Patients and Methods:
We included 502 consecutive patients (251 men and 251 women), with a mean age of 63.94(11.26) and 66.08(10.58) years respectively. In all patients coronary arteriography was performed, either by presenting an acute coronary episode or for discard coronary heart disease (CHD). CHD was defined as a ≥50% narrowing of lumen in one of the three major coronary arteries. At the hospital admission, a blood sample was withdrawn to determine lipoprotein (a), fibrinogen, C reactive protein (CRP) and D-dimer levels. Patients also answered a survey questionnaire which included family and personal history of cardiovascular disease, and personal habits. Weight, height, and abdominal perimeter were also measured.

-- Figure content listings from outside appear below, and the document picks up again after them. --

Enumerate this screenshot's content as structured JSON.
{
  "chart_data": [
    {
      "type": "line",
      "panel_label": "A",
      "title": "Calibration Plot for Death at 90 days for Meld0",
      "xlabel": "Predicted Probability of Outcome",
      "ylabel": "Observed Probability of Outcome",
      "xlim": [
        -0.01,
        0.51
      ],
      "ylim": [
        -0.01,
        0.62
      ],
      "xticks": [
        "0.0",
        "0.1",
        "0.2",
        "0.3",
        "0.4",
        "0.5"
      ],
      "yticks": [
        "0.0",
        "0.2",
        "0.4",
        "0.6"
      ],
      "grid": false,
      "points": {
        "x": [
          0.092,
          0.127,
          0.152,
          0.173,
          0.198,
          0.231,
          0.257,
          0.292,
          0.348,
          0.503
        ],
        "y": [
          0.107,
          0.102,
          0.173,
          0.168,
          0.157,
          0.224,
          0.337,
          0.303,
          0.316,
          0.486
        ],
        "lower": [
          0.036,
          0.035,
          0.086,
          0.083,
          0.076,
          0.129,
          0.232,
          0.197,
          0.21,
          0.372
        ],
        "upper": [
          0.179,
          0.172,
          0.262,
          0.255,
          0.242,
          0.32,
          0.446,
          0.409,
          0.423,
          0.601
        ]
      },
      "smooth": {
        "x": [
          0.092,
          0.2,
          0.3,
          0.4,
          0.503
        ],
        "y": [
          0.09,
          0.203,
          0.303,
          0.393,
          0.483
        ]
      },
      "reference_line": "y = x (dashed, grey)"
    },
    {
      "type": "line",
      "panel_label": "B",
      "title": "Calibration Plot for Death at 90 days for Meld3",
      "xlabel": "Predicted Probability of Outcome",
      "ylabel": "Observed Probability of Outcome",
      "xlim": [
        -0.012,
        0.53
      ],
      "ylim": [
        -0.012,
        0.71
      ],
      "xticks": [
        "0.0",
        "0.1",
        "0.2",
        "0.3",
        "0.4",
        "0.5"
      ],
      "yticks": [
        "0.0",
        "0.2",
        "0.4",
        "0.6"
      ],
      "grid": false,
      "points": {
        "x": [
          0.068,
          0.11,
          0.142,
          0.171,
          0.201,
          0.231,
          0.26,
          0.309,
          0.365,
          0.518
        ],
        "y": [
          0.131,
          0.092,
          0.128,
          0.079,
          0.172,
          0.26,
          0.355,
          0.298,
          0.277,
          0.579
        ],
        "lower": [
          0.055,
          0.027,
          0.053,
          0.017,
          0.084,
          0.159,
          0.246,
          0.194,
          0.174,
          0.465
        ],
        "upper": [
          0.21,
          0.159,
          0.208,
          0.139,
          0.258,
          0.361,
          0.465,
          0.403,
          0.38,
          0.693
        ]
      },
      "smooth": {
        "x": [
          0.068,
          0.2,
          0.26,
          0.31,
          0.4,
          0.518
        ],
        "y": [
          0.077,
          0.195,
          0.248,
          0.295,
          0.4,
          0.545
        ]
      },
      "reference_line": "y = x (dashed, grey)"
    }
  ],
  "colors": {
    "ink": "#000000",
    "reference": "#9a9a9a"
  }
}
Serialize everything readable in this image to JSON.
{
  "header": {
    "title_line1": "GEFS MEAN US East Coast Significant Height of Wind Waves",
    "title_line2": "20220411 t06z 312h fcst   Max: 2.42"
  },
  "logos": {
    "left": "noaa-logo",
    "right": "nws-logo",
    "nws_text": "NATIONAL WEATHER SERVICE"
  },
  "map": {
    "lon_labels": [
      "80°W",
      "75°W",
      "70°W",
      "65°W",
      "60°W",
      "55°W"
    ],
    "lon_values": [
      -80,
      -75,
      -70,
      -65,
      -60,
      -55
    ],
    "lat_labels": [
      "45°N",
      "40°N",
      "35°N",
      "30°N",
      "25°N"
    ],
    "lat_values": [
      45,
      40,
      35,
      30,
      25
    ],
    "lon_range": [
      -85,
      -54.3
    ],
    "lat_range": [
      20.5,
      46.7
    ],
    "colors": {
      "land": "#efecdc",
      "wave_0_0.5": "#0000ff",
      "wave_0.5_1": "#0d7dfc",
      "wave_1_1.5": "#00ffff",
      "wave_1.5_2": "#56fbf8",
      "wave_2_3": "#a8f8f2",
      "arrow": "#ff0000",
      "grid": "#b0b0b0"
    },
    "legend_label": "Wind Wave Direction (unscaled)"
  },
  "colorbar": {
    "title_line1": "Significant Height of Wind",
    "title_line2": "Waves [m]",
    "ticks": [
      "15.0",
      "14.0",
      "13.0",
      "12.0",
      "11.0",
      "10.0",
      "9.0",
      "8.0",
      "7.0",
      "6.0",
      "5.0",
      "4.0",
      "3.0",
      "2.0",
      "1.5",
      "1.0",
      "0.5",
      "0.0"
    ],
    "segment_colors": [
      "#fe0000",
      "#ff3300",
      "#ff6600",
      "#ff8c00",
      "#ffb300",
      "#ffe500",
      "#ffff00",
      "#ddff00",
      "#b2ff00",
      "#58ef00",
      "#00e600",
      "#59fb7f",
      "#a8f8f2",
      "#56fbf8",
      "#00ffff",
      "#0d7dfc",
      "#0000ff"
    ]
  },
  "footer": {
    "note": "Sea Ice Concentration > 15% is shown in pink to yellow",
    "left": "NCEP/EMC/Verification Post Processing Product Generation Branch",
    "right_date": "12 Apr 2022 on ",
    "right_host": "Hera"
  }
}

80.47% of men and 59.36% of women presented coronary heart disease. Hypertension, diabetes and dyslipidaemia were clearly associated with CHD in women whereas in men only dyslipidaemia and diabetes showed this association. D-dimer was the only marker with significantly higher values (p<0.032) in men with coronary obstruction, while in women these markers were CRP (p<0.004), Lp(a) (p<0.001) and fibrinogen (p<0.045). In the multivariate analysis, hypertension, dyslipidaemia, smoking habit and Lp(a) showed an independently association with CHD in women, whereas in men dyslipidaemia and age were the independent risk factors for CHD.
Our results strongly suggest that major cardiovascular risk factors associated to CHD present gender differences. Lipoprotein (a) proved to be the only differential thrombogenic factor between men and women independently associated with coronary obstruction.